Cheap Kubernetes Cluster on AWS with Kubeadm

pstadler · on Feb 27, 2019

I'm running a three node cluster on Hetzner Cloud for less than $10 a month. Comprehensive guide and automated provisioning available here: https://github.com/hobby-kube/guide

hardwaresofton · on Feb 27, 2019

+1 for Hetzner, it's amazing -- I'm particularly fond of their dedicated server offerings.

One of the things about Kubernetes I like most is the likelihood that it reduces the barrier to entry for "PaaS land" (and resultingly "cloud land") for providers like Hetzner (see OVH's recently announced k8s offering[0]).

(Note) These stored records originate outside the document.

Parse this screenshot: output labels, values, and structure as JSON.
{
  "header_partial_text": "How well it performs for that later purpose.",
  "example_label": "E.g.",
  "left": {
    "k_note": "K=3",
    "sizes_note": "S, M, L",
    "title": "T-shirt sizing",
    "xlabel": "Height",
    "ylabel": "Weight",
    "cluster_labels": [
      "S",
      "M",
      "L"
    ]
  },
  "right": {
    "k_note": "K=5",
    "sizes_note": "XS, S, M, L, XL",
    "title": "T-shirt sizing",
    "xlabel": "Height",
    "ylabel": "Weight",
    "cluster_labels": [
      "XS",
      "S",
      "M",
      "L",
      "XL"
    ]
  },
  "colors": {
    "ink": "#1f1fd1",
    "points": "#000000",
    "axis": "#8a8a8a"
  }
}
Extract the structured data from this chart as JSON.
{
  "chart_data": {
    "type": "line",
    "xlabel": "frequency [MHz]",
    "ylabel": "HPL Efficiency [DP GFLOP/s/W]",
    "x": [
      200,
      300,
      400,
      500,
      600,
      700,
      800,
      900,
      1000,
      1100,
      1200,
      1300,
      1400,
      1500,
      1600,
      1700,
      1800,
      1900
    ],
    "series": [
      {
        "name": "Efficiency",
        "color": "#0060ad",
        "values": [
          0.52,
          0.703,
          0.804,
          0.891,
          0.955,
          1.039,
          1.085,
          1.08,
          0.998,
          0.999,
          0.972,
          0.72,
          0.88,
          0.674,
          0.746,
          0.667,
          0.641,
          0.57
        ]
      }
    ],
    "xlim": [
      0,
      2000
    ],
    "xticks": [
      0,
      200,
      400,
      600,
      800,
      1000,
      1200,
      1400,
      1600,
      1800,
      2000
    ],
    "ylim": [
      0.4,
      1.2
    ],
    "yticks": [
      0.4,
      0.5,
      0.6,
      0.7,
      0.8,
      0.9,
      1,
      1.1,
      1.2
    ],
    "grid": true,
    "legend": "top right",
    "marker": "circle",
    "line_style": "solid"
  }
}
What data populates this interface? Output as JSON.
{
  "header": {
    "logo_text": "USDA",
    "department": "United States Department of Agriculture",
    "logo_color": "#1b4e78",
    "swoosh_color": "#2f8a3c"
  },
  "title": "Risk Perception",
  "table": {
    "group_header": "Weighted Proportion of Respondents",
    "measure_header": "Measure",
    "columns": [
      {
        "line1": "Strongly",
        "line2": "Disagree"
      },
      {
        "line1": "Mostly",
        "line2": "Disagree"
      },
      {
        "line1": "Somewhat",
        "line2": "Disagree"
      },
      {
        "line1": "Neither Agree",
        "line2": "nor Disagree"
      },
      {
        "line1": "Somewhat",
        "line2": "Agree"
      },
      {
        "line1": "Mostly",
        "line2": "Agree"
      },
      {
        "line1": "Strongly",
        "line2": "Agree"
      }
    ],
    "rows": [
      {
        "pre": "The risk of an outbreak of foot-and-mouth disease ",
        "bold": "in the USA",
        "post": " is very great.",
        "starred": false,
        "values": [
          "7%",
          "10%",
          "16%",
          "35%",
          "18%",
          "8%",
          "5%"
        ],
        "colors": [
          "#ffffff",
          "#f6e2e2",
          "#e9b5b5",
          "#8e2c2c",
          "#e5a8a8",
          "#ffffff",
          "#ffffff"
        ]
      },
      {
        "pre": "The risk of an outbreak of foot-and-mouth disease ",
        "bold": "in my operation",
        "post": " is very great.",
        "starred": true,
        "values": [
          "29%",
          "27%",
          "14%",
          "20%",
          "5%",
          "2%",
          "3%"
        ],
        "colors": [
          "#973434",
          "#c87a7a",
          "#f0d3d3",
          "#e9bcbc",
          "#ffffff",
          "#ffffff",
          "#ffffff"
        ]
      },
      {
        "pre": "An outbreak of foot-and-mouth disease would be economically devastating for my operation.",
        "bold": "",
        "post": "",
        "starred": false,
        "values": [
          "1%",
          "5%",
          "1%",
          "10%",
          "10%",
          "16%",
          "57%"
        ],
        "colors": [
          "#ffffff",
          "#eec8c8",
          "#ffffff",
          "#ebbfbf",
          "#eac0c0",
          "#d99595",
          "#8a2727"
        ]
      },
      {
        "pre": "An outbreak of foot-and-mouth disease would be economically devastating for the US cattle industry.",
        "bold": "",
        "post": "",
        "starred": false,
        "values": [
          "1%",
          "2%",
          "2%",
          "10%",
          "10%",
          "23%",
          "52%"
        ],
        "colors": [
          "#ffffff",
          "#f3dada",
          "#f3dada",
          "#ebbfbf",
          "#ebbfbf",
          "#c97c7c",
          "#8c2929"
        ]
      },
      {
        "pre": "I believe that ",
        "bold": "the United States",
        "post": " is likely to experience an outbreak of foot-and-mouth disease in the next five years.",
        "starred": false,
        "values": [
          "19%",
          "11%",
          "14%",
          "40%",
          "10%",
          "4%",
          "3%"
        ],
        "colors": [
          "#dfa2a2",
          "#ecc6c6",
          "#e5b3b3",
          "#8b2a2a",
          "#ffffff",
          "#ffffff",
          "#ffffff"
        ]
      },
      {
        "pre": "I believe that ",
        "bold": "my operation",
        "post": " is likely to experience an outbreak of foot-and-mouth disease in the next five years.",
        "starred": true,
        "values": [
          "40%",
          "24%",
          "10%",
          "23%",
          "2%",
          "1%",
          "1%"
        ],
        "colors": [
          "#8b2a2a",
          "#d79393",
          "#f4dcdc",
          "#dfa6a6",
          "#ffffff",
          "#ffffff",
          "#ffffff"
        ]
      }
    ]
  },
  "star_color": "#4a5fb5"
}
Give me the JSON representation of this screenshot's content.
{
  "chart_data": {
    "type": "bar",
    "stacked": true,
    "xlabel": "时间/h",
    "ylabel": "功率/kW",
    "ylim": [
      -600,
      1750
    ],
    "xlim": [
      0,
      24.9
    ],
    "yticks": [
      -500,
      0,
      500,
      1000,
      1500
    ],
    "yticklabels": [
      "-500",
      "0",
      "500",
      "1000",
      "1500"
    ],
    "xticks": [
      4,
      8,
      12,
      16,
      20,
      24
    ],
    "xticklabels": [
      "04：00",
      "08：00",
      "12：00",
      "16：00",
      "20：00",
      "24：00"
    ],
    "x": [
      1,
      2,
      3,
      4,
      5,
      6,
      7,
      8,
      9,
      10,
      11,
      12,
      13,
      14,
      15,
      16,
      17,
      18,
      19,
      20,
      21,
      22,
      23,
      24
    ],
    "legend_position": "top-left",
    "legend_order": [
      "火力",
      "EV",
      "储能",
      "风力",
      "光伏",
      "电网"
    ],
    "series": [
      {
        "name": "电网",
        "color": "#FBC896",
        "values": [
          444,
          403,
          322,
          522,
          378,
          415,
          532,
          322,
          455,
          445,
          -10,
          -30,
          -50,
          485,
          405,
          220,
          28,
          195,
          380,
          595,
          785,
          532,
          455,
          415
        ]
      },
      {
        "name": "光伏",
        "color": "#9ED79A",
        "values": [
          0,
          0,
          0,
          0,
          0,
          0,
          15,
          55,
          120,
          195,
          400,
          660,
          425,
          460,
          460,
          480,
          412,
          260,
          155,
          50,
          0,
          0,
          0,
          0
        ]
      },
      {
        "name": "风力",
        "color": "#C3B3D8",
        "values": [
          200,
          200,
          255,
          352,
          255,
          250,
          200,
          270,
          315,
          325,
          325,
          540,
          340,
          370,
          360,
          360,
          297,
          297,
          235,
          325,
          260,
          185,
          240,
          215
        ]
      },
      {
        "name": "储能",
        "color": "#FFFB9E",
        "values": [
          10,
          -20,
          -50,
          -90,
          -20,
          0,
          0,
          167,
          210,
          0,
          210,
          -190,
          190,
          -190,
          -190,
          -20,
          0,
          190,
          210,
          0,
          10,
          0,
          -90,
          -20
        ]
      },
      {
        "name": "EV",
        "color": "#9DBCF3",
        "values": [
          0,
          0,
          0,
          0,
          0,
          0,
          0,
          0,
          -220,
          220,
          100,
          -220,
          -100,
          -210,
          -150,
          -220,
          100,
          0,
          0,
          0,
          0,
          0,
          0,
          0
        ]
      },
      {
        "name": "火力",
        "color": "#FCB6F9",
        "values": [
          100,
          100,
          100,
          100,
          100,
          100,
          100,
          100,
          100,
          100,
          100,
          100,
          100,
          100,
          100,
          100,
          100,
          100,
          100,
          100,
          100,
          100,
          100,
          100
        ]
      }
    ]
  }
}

Once these "baremetal" providers get in the managed (by k8s) game, I'm certain companies will start to spring up and offer/chip away at cloud provider offerings like S3/RDS/etc -- they'll just connect to your k8s infrastructure, and bring their kubernetes-compatible know-how. This is going to cause prices to plummet, as it will make the tiers of value added services more distinct -- i.e. "a platform to run things" on vs. "really good managed databases".

[0]: https://www.ovh.co.uk/kubernetes/

stingraycharles · on Feb 27, 2019

What’s the network of Hetzner like? I like their offering, especially the AMD Epyc servers seem to give a great bang for the buck, but I am a bit put off by their low 99.9% network uptime guarantee.

https://www.hetzner.com/rechtliches/agb

dx034 · on Feb 27, 2019

I'm using both their dedicated servers and the cloud offering and never had any issues. Speed and latency are consistent both within Europe as well as to the US (not monitoring much traffic to Asia). Latency from their DCs in Germany to Frankfurt is around 3ms, so comparable to the central Europe offerings of most cloud providers.

stingraycharles · on Feb 27, 2019

So their network hasn’t had any downtime? Any idea why they would only guarantee 99.9% uptime on their network?

simplyinfinity · on Feb 27, 2019

I've been a hetzner customer for the past 5.5 years now, so far I've received 21 emails from their status reports as follows:

10 from failures (2 or 3 of which directly affected me),

10 emails stating when planned maintenance of certain resources will occur

1 email to let me know of the spectre and meltdown vulnerabilities.

So far i'm pretty happy customer, and sending business their way and migrating client's sites to their cloud offerings.

hardwaresofton · on Feb 27, 2019

I haven't noticed any downtime either -- all my downtime has been my own doing -- I only run a few small sites and periodically staging versions of client applications so I don't have a crazy amount of load.

I've been using Hetzner for roughly 2 years and am a pretty happy customer.

I can say though that the latency is pretty bad when compared to local options -- their server are pretty geographically far from where I and others who use some of my apps access from, and I get ~200ms of latency that I can't do much about. I've looked a traceroute and it's not their network but rather some points in between.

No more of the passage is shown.